- Supreme Court of the United States

Argued December 3, 2024 Decided February 21, 2025
- Full case name: Republic of Hungary v. Simon
- Docket no.: 23-867
- Citations: 604 U.S. ___ (more)
- Argument: Oral argument
- Decision: Opinion

Case history
- Prior: Simon v. Republic of Hungary, 77 F.4th 1077 (D.C. Cir. 2023).

Holding
- The Foreign Sovereign Immunities Act's expropriation exception requires illegally seized property to be directly traceable to commercial activity in the United States.

Court membership
- Chief Justice John Roberts Associate Justices Clarence Thomas · Samuel Alito Sonia Sotomayor · Elena Kagan Neil Gorsuch · Brett Kavanaugh Amy Coney Barrett · Ketanji Brown Jackson

Case opinion
- Majority: Sotomayor, joined by unanimous

Laws applied
- Foreign Sovereign Immunities Act

= Republic of Hungary v. Simon =

2025 Case before the Supreme Court of the United States

Republic of Hungary v. Simon, , is a unanimous decision of the Supreme Court of the United States, holding that for plaintiffs to sue a foreign government over illegally seized property, the expropriation exemption of the Foreign Sovereign Immunities Act requires that the property is directly traceable to transactions with a commercial nexus to the United States. The Supreme Court considered evidence that the seized property was liquidated into a general fund used for transacting with American entities insufficient, rejecting the lower courts' commingling theory.

== Background ==

During World War II, Hungary was occupied by Nazi Germany; Jews were persecuted, deported, and sent to Nazi concentration and extermination camps where they were systematically killed. The Hungarian State Railways were used to transport Jews to the camps and to transport Nazi loot out of Hungary.

Survivors of the Holocaust in Hungary sued Hungary in 2014, claiming that they were entitled to damages for their treatment by the State through its instrumentality, the Hungarian State Railways. Hungary objected, contending that an American federal district court lacked jurisdiction over it under the Foreign Sovereign Immunities Act. The case was appealed several times on the jurisdictional issue, reaching the Supreme Court in 2021. The Court remanded the case for further consideration in light of its decision that year in Federal Republic of Germany v. Philipp.

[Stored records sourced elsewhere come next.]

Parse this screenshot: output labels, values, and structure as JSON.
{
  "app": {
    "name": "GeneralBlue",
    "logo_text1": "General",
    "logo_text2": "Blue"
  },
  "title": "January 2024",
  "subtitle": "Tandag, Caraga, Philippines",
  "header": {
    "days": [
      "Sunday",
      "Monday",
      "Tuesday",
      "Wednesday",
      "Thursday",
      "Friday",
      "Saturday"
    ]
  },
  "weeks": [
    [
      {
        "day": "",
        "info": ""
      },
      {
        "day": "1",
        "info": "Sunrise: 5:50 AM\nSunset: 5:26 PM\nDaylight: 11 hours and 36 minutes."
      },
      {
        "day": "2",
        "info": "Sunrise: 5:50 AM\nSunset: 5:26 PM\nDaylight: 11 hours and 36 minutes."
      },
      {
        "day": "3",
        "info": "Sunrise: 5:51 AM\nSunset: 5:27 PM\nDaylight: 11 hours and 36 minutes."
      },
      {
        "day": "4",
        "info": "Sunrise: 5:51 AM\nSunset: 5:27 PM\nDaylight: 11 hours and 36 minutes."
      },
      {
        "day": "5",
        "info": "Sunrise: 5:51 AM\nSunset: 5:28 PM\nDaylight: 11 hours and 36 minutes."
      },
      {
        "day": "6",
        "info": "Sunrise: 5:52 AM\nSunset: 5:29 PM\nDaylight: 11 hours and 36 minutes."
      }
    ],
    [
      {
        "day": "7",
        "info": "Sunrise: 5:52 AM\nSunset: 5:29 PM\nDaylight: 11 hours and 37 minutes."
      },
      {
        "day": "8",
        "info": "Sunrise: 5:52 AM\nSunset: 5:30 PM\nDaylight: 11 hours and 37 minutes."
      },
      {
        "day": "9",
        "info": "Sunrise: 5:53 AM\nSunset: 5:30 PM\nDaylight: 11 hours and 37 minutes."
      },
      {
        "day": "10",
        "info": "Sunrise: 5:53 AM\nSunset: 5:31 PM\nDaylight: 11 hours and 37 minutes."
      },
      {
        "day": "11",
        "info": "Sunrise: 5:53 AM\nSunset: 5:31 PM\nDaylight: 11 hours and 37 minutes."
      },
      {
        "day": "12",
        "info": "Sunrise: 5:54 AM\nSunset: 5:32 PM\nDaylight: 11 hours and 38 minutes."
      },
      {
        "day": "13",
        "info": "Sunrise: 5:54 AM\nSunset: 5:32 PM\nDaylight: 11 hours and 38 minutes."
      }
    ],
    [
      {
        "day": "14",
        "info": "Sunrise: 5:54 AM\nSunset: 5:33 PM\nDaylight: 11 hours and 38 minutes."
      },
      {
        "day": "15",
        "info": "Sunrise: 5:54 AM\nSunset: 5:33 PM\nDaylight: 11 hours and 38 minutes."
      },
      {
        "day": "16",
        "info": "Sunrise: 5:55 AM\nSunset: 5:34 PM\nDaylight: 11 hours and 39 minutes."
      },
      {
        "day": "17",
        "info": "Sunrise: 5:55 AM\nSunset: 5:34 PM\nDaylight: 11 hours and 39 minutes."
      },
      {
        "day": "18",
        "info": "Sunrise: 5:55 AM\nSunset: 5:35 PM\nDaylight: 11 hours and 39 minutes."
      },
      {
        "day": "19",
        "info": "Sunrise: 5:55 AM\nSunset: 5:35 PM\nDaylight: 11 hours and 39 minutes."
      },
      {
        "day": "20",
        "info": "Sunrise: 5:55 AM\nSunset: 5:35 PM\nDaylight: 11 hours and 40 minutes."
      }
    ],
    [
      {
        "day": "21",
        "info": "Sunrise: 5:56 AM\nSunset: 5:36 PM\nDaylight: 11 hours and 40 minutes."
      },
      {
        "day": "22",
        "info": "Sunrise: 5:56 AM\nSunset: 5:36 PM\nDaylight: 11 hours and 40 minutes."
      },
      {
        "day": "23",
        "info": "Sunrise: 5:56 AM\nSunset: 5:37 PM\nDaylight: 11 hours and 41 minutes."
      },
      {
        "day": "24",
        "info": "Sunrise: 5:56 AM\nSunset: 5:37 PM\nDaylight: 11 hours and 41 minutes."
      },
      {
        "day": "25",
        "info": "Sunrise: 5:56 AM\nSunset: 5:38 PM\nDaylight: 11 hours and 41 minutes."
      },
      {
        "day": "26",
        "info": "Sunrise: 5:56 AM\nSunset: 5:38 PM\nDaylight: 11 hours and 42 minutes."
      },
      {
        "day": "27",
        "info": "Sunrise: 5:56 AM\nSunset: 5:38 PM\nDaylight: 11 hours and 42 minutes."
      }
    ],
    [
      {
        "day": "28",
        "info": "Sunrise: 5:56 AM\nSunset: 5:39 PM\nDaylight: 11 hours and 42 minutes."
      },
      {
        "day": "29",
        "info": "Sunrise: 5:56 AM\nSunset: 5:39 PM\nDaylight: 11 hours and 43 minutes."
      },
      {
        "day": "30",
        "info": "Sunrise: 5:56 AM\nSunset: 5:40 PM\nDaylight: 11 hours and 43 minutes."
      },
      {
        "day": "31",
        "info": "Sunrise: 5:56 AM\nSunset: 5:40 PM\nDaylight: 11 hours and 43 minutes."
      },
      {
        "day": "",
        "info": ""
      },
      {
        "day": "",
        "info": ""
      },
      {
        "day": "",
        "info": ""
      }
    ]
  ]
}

The case reached the Supreme Court again during the 2024 term and was argued on December 3, 2024.

== Supreme Court ==
In a unanimous decision written by Associate Justice Sonia Sotomayor, the Supreme Court held that illegally seized property would only be considered as having a commercial nexus to the United States if the plaintiffs could trace its involvement in American transactions. Applied to this case, showing that the Hungarian government liquidated the seized property into a general fund was insufficient for securing an exemption to the Foreign Sovereign Immunities Act.

== Impact ==
Legal commentators observed that the evidentiary threshold in the Court's decision could have broader implications for future litigation against foreign sovereigns, including Chinese state-owned enterprises, since plaintiffs must now trace property or proceeds more directly to commercial activity in the United States.